Smith said this year’s law for the FCC to auction TV stations’ spectrum protects broadcasters. The way the incentive auction would be designed hasn’t been done before, he said. “None of the big networks are going to be volunteering to go out of business.” NAB will focus on ensuring that entities that remain in the business will be held harmless, he said. “We believe the legislation that Congress passed does have those kinds of protections.”
The way the broadcast industry uses its spectrum helps it prevail over other forms of content delivery, such as over-the-top, Smith said. “Spectrum is a finite resource and others want that resource, and yet there is not enough spectrum in the universe to do all video by broadband.” The broadcasting industry has a platform that uses a “one-to-everyone in a location” model, versus Hulu, Netflix and other services, that have a “one-to-one” model, he said: “Their system will always fail because of the congestion of transmitting video one-to-one. You can’t do that."

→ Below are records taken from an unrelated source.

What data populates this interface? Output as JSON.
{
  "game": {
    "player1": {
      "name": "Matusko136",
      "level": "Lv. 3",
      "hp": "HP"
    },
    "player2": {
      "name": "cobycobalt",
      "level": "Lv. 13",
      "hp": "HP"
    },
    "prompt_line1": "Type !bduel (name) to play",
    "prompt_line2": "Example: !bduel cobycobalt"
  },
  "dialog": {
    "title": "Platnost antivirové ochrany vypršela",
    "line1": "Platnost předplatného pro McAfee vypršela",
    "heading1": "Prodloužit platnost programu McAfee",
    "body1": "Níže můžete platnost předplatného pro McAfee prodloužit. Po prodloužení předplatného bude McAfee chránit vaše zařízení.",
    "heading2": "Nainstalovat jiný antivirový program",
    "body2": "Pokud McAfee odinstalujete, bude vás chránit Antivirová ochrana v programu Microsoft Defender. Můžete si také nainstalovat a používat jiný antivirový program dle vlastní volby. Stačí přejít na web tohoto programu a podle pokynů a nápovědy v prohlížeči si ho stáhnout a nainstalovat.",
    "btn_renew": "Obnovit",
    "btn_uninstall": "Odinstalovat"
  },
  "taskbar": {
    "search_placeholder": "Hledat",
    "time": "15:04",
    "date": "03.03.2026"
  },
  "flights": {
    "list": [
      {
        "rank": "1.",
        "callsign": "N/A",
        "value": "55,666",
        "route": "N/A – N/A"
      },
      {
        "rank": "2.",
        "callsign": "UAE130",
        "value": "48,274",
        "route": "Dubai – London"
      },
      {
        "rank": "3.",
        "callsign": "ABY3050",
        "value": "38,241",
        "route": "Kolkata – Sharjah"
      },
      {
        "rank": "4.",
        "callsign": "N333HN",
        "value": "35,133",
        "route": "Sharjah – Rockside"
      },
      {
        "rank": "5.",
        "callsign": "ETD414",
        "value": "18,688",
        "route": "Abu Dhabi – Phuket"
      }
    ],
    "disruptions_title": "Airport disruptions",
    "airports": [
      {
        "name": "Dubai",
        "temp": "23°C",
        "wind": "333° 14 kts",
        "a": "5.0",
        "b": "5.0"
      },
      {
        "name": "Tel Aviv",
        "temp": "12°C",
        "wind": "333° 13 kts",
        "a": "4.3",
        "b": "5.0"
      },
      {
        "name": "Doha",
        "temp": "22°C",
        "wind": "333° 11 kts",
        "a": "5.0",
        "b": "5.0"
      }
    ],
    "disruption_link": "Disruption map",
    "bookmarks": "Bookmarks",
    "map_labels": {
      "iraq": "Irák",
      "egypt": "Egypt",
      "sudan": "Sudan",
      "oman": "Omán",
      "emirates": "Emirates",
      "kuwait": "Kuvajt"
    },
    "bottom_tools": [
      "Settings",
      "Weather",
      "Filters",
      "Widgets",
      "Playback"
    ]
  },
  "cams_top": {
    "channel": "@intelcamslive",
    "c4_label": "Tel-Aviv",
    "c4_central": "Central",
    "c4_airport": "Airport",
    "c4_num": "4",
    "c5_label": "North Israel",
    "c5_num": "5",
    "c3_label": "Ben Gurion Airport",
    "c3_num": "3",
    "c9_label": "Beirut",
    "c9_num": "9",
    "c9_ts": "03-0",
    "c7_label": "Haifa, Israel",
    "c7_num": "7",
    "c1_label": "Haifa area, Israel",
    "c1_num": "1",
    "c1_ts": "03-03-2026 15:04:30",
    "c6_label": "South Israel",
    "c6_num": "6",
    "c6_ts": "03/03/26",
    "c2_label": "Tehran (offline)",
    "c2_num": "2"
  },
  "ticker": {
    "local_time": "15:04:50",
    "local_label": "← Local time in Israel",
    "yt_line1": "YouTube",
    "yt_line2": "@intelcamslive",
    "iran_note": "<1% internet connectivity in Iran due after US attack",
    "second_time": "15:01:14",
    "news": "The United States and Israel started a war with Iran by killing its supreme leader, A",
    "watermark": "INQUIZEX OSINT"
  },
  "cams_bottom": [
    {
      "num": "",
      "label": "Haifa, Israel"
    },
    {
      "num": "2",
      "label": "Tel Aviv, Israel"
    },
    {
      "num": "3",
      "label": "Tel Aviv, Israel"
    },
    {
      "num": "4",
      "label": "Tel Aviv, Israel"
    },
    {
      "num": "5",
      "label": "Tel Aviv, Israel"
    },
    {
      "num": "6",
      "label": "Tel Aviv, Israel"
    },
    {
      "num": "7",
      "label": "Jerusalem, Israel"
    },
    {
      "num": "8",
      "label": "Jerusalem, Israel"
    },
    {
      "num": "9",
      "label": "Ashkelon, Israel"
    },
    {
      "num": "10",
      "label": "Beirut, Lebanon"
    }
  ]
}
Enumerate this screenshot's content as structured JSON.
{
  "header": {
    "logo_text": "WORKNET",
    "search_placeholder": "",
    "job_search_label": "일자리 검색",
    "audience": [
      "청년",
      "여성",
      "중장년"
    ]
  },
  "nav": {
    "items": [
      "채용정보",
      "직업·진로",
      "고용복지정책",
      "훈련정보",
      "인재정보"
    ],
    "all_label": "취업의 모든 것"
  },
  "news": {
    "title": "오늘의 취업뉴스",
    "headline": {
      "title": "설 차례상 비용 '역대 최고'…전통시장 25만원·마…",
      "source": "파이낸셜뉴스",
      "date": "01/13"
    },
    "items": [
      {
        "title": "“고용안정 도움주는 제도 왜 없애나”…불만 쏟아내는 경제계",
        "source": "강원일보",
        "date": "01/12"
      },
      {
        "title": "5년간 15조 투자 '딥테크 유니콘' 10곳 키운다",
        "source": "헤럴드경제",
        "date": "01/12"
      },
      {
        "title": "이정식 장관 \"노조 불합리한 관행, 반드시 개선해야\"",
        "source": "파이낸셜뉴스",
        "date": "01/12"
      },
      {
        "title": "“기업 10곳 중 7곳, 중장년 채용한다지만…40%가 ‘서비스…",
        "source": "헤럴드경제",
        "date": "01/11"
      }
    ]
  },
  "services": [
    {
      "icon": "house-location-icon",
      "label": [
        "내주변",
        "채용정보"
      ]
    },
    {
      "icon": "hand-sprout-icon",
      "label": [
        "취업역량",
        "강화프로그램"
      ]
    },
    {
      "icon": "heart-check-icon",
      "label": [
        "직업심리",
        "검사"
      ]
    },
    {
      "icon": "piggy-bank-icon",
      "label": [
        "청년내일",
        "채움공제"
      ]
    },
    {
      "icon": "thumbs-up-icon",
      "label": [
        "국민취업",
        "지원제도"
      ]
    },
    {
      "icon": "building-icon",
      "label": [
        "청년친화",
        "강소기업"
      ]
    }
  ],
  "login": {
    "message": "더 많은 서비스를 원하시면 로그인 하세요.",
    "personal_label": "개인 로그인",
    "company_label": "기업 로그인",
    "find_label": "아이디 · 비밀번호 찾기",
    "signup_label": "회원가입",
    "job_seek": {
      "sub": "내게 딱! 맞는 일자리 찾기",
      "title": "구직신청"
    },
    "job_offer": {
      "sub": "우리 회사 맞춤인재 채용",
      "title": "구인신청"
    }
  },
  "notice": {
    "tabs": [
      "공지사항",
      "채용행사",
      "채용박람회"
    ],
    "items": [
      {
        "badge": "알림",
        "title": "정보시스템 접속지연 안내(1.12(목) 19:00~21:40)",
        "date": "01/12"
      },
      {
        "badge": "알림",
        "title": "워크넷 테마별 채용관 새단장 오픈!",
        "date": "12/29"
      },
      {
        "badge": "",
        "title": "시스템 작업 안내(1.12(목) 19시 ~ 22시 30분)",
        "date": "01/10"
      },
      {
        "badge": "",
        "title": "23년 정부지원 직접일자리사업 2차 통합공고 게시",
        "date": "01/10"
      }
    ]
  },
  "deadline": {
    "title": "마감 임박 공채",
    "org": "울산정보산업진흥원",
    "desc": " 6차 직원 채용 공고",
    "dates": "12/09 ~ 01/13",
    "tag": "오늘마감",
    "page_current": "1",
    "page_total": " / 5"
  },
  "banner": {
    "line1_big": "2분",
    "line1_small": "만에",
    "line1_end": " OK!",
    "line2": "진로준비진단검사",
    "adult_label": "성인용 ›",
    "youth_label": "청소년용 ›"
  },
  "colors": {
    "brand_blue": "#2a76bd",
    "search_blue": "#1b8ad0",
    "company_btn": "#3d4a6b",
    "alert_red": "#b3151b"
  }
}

Broadcasters are in a highly regulated industry, Smith said. “When you compare the regulatory burden that broadcasters have versus cable or satellite or … the Internet … we're the regulated one,” he said. “We earn our licenses every day by all that we offer, and the public obligations as to decency, children’s content, public affairs … things that the public is able to take for granted, but upon which they are very reliant.” There are community standards in decency “that we have to observe,” he said. Smith said many NAB members think their First Amendment rights are somehow impinged, but it’s good public policy: “Broadcasters are not in the indecency business. That’s not our model and I think, ultimately, that serves the American people.”